Saldırganlık, herhangi bir canlıya ya da cansız varlığa, nesneye zarar verme kastı ile yapılan tekrarlı davranışlardır. Bir davranışın saldırganlık olarak değerlendirilmesi için 3 bileşene dikkat edilmelidir. Bunlar; niyet, herhangi bir zarar görme ve yapılan davranışın meydana getirdiği duygudur. Saldırganlığın nedenlerine yönelik çalışmalar ise saldırganlığın nedenlerini içgüdüsel, genetik, öğrenmeye dayalı ve çevresel etmenlerle açıklamaya çalışmaktadır.
Okul öncesi dönemde görülebilecek saldırganlıkların en önemlileri fiziksel ve ilişkisel saldırganlıklardır.
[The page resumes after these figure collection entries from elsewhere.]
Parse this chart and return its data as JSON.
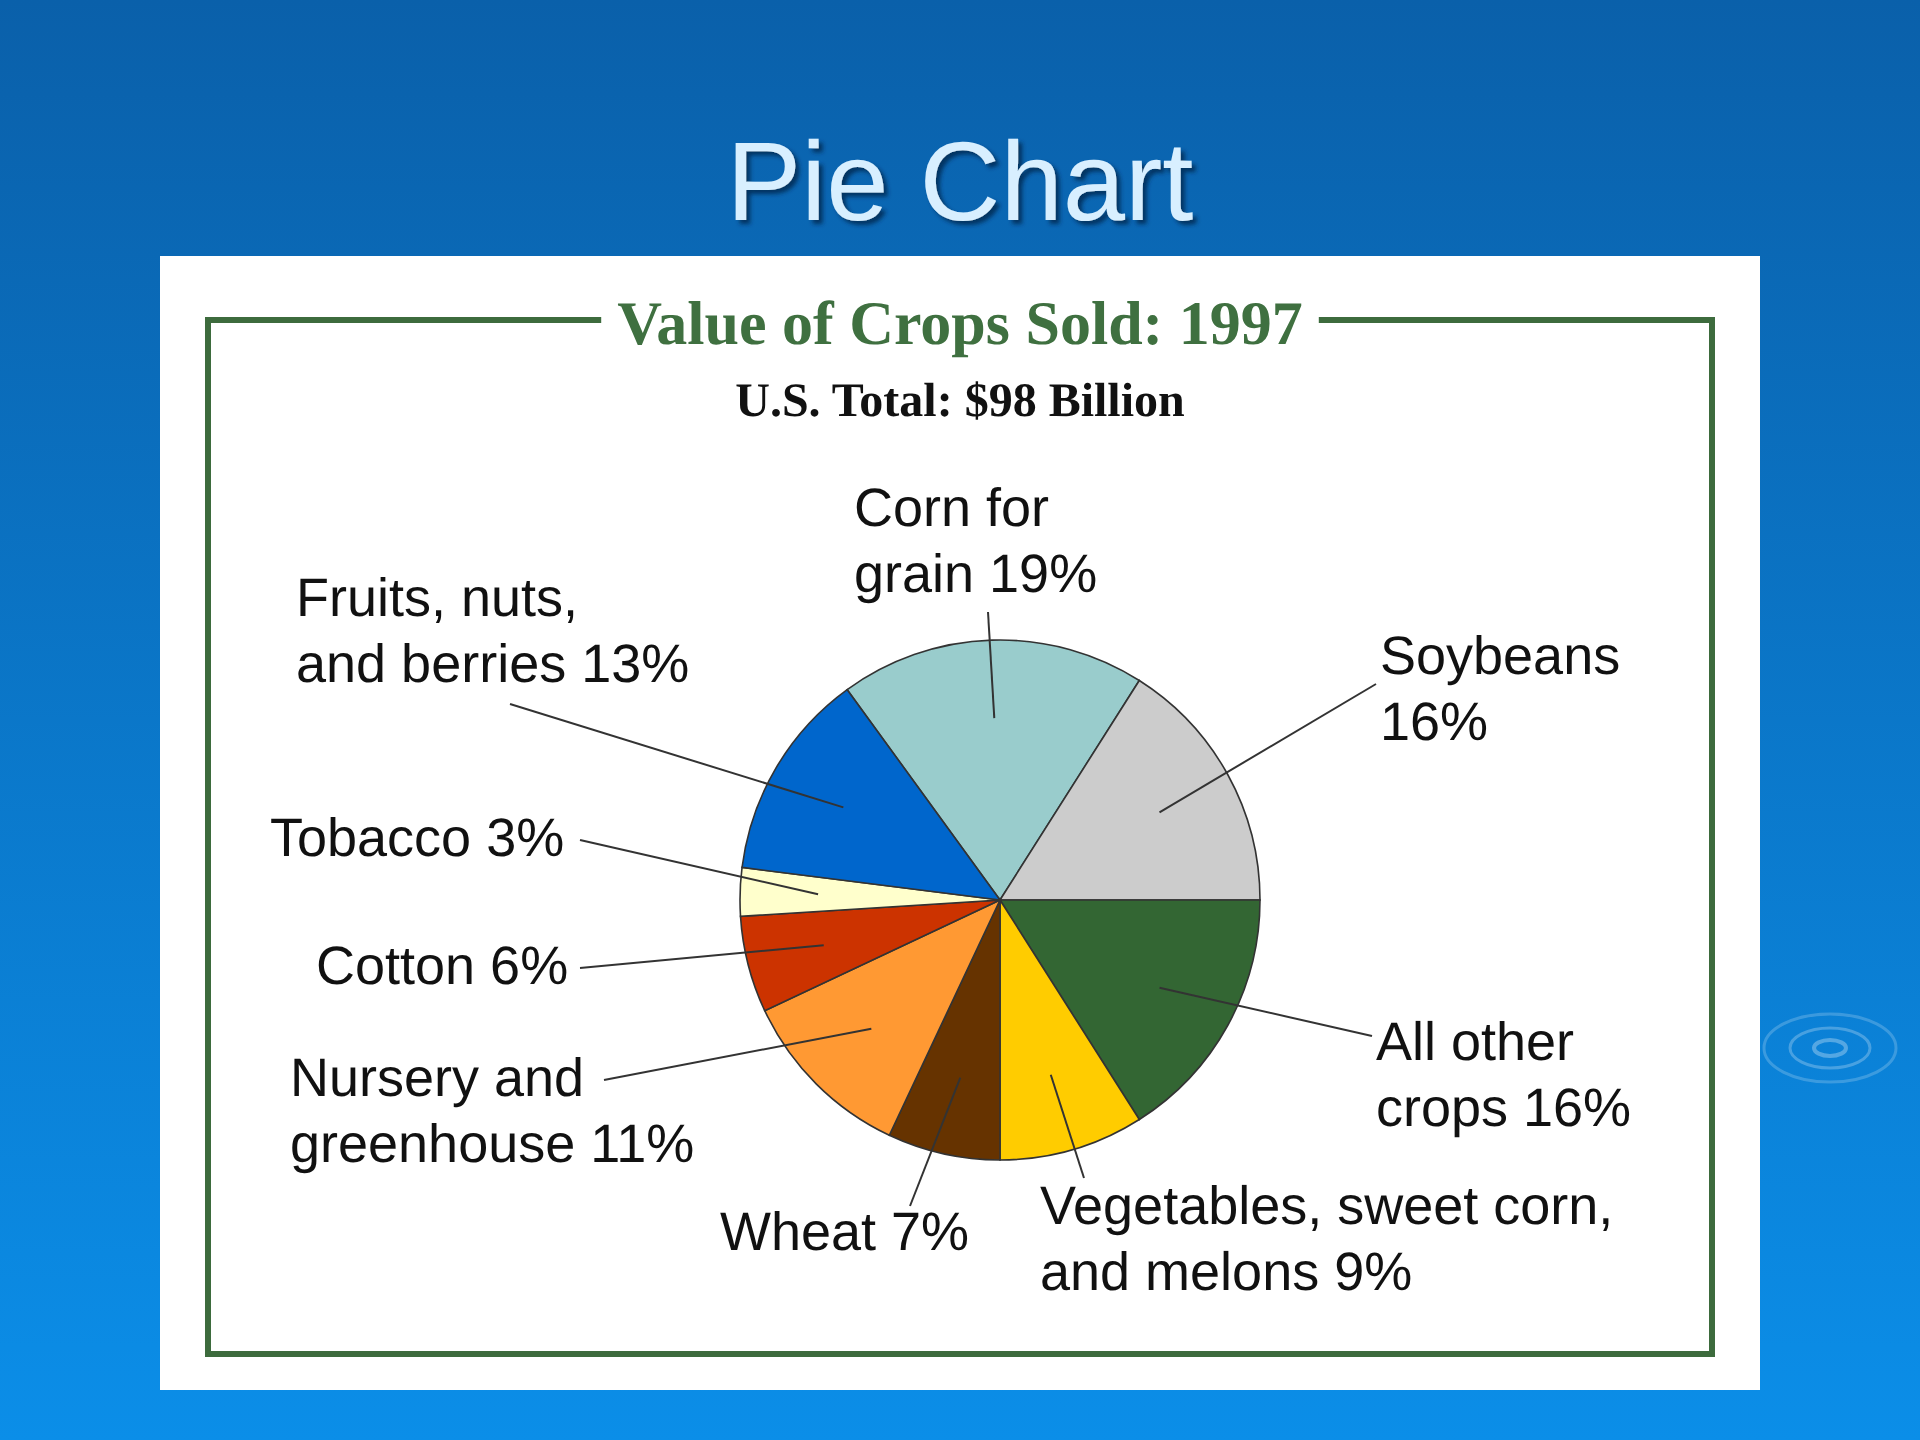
{
  "chart_data": {
    "type": "pie",
    "title": "Value of Crops Sold: 1997",
    "subtitle": "U.S. Total: $98 Billion",
    "annotations": [
      "Pie Chart"
    ],
    "categories": [
      "Corn for grain",
      "Soybeans",
      "All other crops",
      "Vegetables, sweet corn, and melons",
      "Wheat",
      "Nursery and greenhouse",
      "Cotton",
      "Tobacco",
      "Fruits, nuts, and berries"
    ],
    "values": [
      19,
      16,
      16,
      9,
      7,
      11,
      6,
      3,
      13
    ],
    "value_labels": [
      "19%",
      "16%",
      "16%",
      "9%",
      "7%",
      "11%",
      "6%",
      "3%",
      "13%"
    ],
    "colors": [
      "#99cccc",
      "#cccccc",
      "#336633",
      "#ffcc00",
      "#663300",
      "#ff9933",
      "#cc3300",
      "#ffffcc",
      "#0066cc"
    ]
  }
}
Bunlardan fiziksel saldırganlık; tekme atma, vurma, itme gibi daha gözlemlenebilir ve yüz yüze gerçekleşen türdür. İlişkisel saldırganlık ise bir kişiyi hedefe alarak; o kişinin sosyal hedeflerini engelleme, ilişkilerine zarar vermek amacıyla yalan söyleme, dışlama, dedikodu yapma, iftira atma, yok sayma, sır yayma, oyunlarına ve etkinliklerine almama gibi davranışlardır. İlişkisel saldırganlık, fiziksel saldırganlığa oranla daha uzun süreli bir süreçtir.
Çocuğun hayatında sürekli hale gelebilecek saldırganlık yönelimi ve saldırganlık davranışının temeli okul öncesi dönemde başlamaktadır. Çocuklar bu dönemde davranışı göstermekte ve kalıcı hale getirmektedir. Bu durumda anne ve babanın çocuğun davranışlarını gözlemlemesi ve davranış takibinde bulunarak nedenini belirlemesi gerekir. Bu dönemde engellenemeyen saldırganlık yönelimi ileriki dönemlerde büyük sorunlara yol açmaktadır.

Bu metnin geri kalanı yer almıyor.